Here’s a look at six coins that fetch the highest prices on the collectibles market, according to the CoinValueLookup site.

  • 1930 Proof Penny: Only six of these proof coins were struck at the Melbourne Mint, and three are in museums, which means the three others are highly valued by collectors. One sold at auction in 2009 for an estimated $2 million Australian, which equals about $1.3 million U.S. dollars.
  • 1852 Type 1 Adelaide Pound: These pounds were the first Australian gold coins, which makes them very attractive to collectors and dealers. The 1852 Type 1 version is even more valuable because of a flaw in the die that created a crack in the coin. One version sold for the equivalent of $410,000 USD in 2021.
  • 1813 Holey Dollar: Here’s another old coin that ranks as one of the first to be used in Australia, back when British settlers still used it as a penal colony. In 2022, a version sold for the equivalent of about $360,000 USD.

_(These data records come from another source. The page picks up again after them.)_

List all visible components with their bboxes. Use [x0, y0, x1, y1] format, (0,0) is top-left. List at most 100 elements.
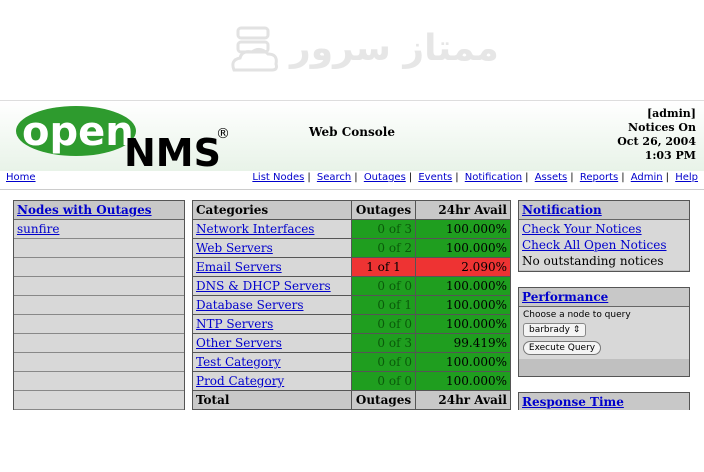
category-cell: Database Servers	[192, 295, 352, 315]
nav-notification-link[interactable]: Notification	[465, 172, 522, 183]
list-item	[14, 239, 184, 258]
avail-cell: 100.000%	[415, 352, 511, 372]
category-cell: Prod Category	[192, 371, 352, 391]
list-item	[14, 334, 184, 353]
table-row: NTP Servers 0 of 0 100.000%	[192, 314, 511, 334]
table-row: Network Interfaces 0 of 3 100.000%	[192, 219, 511, 239]
nav-separator: |	[455, 172, 459, 183]
nav-separator: |	[570, 172, 574, 183]
node-link-sunfire[interactable]: sunfire	[17, 222, 59, 236]
list-item: sunfire	[14, 220, 184, 239]
nav-admin-link[interactable]: Admin	[631, 172, 663, 183]
category-cell: Web Servers	[192, 238, 352, 258]
nav-separator: |	[525, 172, 529, 183]
watermark-text: ممتاز سرور	[290, 28, 499, 69]
performance-title-link[interactable]: Performance	[522, 290, 608, 304]
outages-cell: 0 of 3	[351, 333, 416, 353]
categories-column-header: Categories	[192, 200, 352, 220]
node-select[interactable]: barbrady ⇕	[523, 323, 587, 337]
nav-separator: |	[621, 172, 625, 183]
outages-cell: 0 of 0	[351, 314, 416, 334]
nav-separator: |	[665, 172, 669, 183]
category-cell: DNS & DHCP Servers	[192, 276, 352, 296]
avail-cell: 100.000%	[415, 371, 511, 391]
performance-panel: Performance Choose a node to query barbr…	[518, 287, 690, 377]
choose-node-label: Choose a node to query	[523, 310, 631, 320]
nav-separator: |	[354, 172, 358, 183]
avail-cell: 100.000%	[415, 238, 511, 258]
category-cell: Network Interfaces	[192, 219, 352, 239]
category-link[interactable]: Other Servers	[196, 336, 282, 350]
notification-title-link[interactable]: Notification	[522, 203, 602, 217]
outages-cell: 0 of 0	[351, 276, 416, 296]
notification-body: Check Your Notices Check All Open Notice…	[519, 220, 689, 270]
panel-header: Performance	[519, 288, 689, 307]
nav-events-link[interactable]: Events	[418, 172, 452, 183]
nav-help-link[interactable]: Help	[675, 172, 698, 183]
category-link[interactable]: Network Interfaces	[196, 222, 314, 236]
list-item	[14, 372, 184, 391]
nav-outages-link[interactable]: Outages	[364, 172, 406, 183]
category-link[interactable]: DNS & DHCP Servers	[196, 279, 331, 293]
category-link[interactable]: Email Servers	[196, 260, 282, 274]
list-item	[14, 277, 184, 296]
notification-panel: Notification Check Your Notices Check Al…	[518, 200, 690, 272]
check-all-open-notices-link[interactable]: Check All Open Notices	[522, 238, 667, 252]
avail-cell: 99.419%	[415, 333, 511, 353]
time: 1:03 PM	[644, 149, 696, 162]
execute-query-button[interactable]: Execute Query	[523, 341, 601, 355]
performance-body: Choose a node to query barbrady ⇕ Execut…	[519, 307, 689, 359]
node-select-value: barbrady	[529, 325, 570, 335]
category-link[interactable]: NTP Servers	[196, 317, 273, 331]
table-row: Email Servers 1 of 1 2.090%	[192, 257, 511, 277]
select-arrows-icon: ⇕	[572, 325, 581, 335]
category-cell: NTP Servers	[192, 314, 352, 334]
avail-cell: 100.000%	[415, 219, 511, 239]
response-time-panel: Response Time	[518, 392, 690, 412]
nav-bar: Home List Nodes | Search | Outages | Events…	[0, 171, 704, 190]
table-row: Web Servers 0 of 2 100.000%	[192, 238, 511, 258]
category-link[interactable]: Prod Category	[196, 374, 284, 388]
nav-assets-link[interactable]: Assets	[535, 172, 568, 183]
table-footer-row: Total Outages 24hr Avail	[192, 390, 511, 410]
category-cell: Other Servers	[192, 333, 352, 353]
nav-separator: |	[307, 172, 311, 183]
response-time-title-link[interactable]: Response Time	[522, 395, 624, 409]
table-row: DNS & DHCP Servers 0 of 0 100.000%	[192, 276, 511, 296]
category-link[interactable]: Test Category	[196, 355, 281, 369]
list-item	[14, 315, 184, 334]
category-cell: Email Servers	[192, 257, 352, 277]
table-row: Other Servers 0 of 3 99.419%	[192, 333, 511, 353]
table-row: Prod Category 0 of 0 100.000%	[192, 371, 511, 391]
outages-cell: 0 of 0	[351, 352, 416, 372]
table-row: Test Category 0 of 0 100.000%	[192, 352, 511, 372]
user-info: [admin] Notices On Oct 26, 2004 1:03 PM	[617, 107, 696, 163]
date: Oct 26, 2004	[617, 135, 696, 148]
list-item	[14, 353, 184, 372]
outages-footer: Outages	[351, 390, 416, 410]
watermark: ممتاز سرور	[228, 22, 498, 82]
list-item	[14, 391, 184, 410]
table-header-row: Categories Outages 24hr Avail	[192, 200, 511, 220]
nav-home-link[interactable]: Home	[6, 172, 36, 183]
outages-column-header: Outages	[351, 200, 416, 220]
notification-status-text: No outstanding notices	[522, 254, 664, 268]
page-title: Web Console	[309, 125, 395, 139]
list-item	[14, 296, 184, 315]
category-link[interactable]: Web Servers	[196, 241, 273, 255]
nav-reports-link[interactable]: Reports	[580, 172, 618, 183]
nav-list-nodes-link[interactable]: List Nodes	[252, 172, 304, 183]
avail-footer: 24hr Avail	[415, 390, 511, 410]
nav-separator: |	[408, 172, 413, 183]
avail-cell: 100.000%	[415, 295, 511, 315]
outages-cell: 0 of 2	[351, 238, 416, 258]
nav-links: List Nodes | Search | Outages | Events | Not…	[252, 172, 698, 183]
nav-search-link[interactable]: Search	[317, 172, 351, 183]
nodes-with-outages-link[interactable]: Nodes with Outages	[17, 203, 152, 217]
category-link[interactable]: Database Servers	[196, 298, 304, 312]
avail-cell: 100.000%	[415, 276, 511, 296]
outages-cell: 1 of 1	[351, 257, 416, 277]
categories-table: Categories Outages 24hr Avail Network In…	[192, 200, 511, 410]
check-your-notices-link[interactable]: Check Your Notices	[522, 222, 642, 236]
total-label: Total	[192, 390, 352, 410]
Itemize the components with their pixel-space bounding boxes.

  • 1923 Proof Halfpenny: Only about 15,000 halfpennies were struck for circulation at the Melbourne Mint in 1923, down from well more than 1 million the previous year. The rarity of this coin has pushed its value to more than $340,000 USD.
  • 1920 Square Penny Type 9: The Type 9 version of this coin was unusual because of some of its details as well as the quality of the strike, which was much better than other 1920 specimens. One version sold for $135,000 AUS ($88,000 USD) in 2018.
  • 1813 15-Pence “Dump Struckwith D/2 dies: These coins were made from the silver cut out of the middle of Spanish dollars and became known as “Dumps.” The D/2 dies account for about 20% of the coin’s minted population. The most valuable versions can fetch about $115,000 USD.